While traditional dumplings are strips of dough simmered in a thickening broth with chicken, Chinese dumplings take meat and spices and wrap them in dough and then steam them.
Chow said the film crew showed up last fall.
“We cooked one afternoon,” said Chow. “We stacked up our steamers about nine layers and cooked about 30 steamers over our wok.”
Chow said his family has been gathering once a month for years for family food night.
“Everybody brings comfort food and it’s traditionally something their mothers made for them or that the group especially likes,” said Chow.
Gilroy’s wife Sally said most of their dishes have been Americanized through the years.
“Jean Mask’s mother makes dhongs which is sweet rice and Chinese sausage,” said Sally. “The dish traditionally has peanuts in it, but her dish has black-eyed peas instead.”
Sally said all cooking is handed down from mother to daughter, no matter the culture. She said she never quite got the knack for forming Chinese dumplings as quickly and effectively as her mother.
“I taught my kids,” she added. “They know how to use a steamer and we do a lot of cooking for Chinese New Year.”
Gilroy said they had to get additional bamboo and stainless steel steamers for Somewhere South’s visit.
The menu the Chows prepared had 11 dishes: sesame balls, steamed buns, Shang Hai dumpling soup, chicken sticky rice, shrimp and chive dumplings, scallop dumplings, shrimp dumplings, pork dumplings, deep fried shrimp and pork dumplings, shrimp and pork bean curd roll, and shrimp/pork/mushroom dumplings.

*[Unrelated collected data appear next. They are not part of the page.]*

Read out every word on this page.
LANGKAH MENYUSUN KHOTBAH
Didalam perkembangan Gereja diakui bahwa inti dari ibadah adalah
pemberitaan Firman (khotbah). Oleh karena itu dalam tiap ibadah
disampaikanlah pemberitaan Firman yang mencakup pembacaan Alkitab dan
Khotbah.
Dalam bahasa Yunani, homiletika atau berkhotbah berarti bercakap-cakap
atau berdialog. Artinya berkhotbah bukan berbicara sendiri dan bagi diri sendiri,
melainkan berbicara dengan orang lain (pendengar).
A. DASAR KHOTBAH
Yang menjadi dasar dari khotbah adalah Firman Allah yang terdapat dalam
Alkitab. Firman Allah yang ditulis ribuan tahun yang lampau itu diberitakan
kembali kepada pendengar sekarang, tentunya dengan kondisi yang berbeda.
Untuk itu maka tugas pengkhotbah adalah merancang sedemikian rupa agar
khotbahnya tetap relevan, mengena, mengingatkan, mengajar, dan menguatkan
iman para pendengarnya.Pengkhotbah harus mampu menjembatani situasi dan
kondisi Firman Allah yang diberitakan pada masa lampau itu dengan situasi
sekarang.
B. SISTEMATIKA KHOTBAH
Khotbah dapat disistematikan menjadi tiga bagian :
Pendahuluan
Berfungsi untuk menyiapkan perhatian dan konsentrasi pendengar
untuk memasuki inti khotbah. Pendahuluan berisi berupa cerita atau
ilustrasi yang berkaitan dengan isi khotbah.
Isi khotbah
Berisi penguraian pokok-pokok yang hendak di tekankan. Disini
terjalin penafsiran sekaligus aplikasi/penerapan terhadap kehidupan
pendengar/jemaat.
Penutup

“It’s not unusual for us to cook for a dozen people but this was a little bit bigger job,” he explained. “It was all shot here on our carport and at the Mississippi Delta Chinese Museum.”
The Chows said they have no idea what will be shown in the video, but they have seen a trailer.
“It’s pretty neat for them to pick us and we want to see what they show and say,” said Chow. “Our family has eaten these dishes for years and this is just our way of sharing them with others.”
Somewhere South is a new food show and premiered March 27. Host and award-winning chef Vivian Howard looks at the lesser-known roots of Southern food, Southern cooking and Southern living.
Each episode of “Somewhere South” explores a single dish, and the ways people of different backgrounds interpret that dish while expressing the values, identities and history that makes up the American South.